The last time I heard from the gregarious Max Chao, the brother of Red Snapper owner Kua-Ching “Casey” Chao (see review), he and his wife, Kim, were in the process of packing up the pots, pans and chopsticks from their popular downtown restaurant, Max’s Noodles & More (1728 Main). After more than two years in business, that low-slung building was being torn down to make room for a parking garage.

After contemplating what his next venture would be, Chao took some time off to help a friend open a franchise restaurant in Fairfield, California. The fast-casual concept, Ohana Hawaiian Barbecue, has enjoyed rapid growth in California serving beef, chicken, pork and Spam(!) that have been marinated for 24 hours in a blend of pineapple juice, soy, garlic, “and other secret ingredients,” Chao says, then grilled to order and served with steamed rice and macaroni salad.

Chao was so taken with the concept that he bought the franchise rights for the Kansas City metro area and will open the first local Ohana Hawaiian Barbecue later this month in the former Baja Fresh Mexican Grill location at 91st Street and Metcalf in Overland Park.

Unlike Chao’s namesake restaurant, which offered full service — and liquor — the new enterprise will be a counter operation, with an illuminated menu displayed above the cashier and dinner prices ranging from $5.99 for Volcano Chicken to around $7.85 for a seafood barbecue combo.
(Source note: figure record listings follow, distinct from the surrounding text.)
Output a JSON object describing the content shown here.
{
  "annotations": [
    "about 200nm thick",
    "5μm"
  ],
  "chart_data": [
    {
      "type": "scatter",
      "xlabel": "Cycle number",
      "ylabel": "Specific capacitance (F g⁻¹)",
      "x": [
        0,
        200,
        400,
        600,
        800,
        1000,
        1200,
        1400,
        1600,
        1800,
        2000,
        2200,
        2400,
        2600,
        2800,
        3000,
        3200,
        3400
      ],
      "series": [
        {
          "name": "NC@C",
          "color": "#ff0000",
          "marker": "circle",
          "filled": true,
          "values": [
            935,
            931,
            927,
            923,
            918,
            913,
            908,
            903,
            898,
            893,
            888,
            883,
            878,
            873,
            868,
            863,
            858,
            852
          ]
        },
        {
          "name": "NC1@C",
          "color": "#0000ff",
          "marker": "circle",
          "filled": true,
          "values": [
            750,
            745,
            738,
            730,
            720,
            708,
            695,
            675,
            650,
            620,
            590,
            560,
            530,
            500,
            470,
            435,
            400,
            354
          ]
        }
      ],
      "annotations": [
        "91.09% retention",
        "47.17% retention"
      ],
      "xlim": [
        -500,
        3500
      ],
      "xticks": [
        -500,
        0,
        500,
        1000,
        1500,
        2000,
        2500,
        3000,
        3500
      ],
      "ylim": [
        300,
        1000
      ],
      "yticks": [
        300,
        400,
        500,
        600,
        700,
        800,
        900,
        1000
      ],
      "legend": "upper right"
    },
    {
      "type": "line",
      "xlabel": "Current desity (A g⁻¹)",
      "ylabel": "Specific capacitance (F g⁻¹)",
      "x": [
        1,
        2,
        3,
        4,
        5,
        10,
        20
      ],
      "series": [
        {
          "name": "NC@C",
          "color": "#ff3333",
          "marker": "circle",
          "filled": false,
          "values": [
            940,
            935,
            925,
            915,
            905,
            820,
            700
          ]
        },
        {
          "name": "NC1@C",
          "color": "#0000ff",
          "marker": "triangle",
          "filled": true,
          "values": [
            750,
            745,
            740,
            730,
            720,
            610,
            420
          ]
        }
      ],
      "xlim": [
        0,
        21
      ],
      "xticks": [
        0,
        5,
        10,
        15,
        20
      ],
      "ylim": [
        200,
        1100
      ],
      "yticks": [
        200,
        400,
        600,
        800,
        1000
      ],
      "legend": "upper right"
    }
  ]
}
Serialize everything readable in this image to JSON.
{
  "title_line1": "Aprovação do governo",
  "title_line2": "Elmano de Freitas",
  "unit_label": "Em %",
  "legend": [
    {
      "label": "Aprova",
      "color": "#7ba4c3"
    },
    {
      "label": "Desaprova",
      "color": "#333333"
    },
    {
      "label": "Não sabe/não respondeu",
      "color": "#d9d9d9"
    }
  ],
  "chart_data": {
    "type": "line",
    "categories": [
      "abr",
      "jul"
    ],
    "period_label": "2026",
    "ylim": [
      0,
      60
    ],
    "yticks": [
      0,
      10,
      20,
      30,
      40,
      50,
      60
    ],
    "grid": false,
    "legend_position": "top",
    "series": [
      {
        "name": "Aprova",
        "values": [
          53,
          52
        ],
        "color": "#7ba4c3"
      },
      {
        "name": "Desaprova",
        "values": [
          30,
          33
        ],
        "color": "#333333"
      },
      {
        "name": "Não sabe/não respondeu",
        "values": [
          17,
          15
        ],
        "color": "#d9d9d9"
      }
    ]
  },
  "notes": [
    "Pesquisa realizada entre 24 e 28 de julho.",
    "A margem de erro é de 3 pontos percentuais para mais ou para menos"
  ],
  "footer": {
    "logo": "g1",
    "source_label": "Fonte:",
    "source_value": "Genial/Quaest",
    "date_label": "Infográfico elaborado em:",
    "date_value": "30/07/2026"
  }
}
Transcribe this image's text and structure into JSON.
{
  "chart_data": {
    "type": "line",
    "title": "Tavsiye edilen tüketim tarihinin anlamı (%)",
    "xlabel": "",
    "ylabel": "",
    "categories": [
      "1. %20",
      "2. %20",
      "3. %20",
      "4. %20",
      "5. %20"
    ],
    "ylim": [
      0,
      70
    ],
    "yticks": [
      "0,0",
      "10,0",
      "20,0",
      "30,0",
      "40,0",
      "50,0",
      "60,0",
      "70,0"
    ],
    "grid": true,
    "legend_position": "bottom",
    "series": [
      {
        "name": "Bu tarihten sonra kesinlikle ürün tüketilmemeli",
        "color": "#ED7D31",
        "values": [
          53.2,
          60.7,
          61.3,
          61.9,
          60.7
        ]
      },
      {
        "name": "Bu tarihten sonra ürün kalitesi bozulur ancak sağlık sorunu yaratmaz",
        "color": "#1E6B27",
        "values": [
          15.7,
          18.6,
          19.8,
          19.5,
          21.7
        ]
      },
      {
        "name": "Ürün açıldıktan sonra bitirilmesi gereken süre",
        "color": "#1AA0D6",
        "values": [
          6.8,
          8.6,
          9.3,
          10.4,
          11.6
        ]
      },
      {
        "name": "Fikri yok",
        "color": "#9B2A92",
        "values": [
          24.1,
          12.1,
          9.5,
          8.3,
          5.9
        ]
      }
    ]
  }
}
Chao won’t reveal the ingredients in the “world-famous katsu sauce” served with the deep-fried chicken tenders, but he says he’ll serve both the Spam Loco Moco (topped with brown gravy and a fried egg) and the sushi-inspired Spam Musubi.

“Spam is, like, the most requested dish in Hawaii,” Chao says. “Don’t you remember that scene in Adam Sandler‘s Fifty First Dates? He leaves the island with a crate of Spam?”

I’ve never seen the movie (I’d rather eat Spam than watch Adam Sandler), but I did read on the Hormel Web site that residents of Hawaii consume more Spam — 4 million cans yearly — than any other world population. Will Overland Park residents develop a fetish for the canned meat?

Even if they don’t, there’s plenty of other stuff at Ohana, including mahi-mahi burgers, pineapple chicken and roast pork with cabbage. “The portions are really big,” Chao says.

Eat there enough, and you won’t just feel like the Big Kahuna — you’ll look like one, too.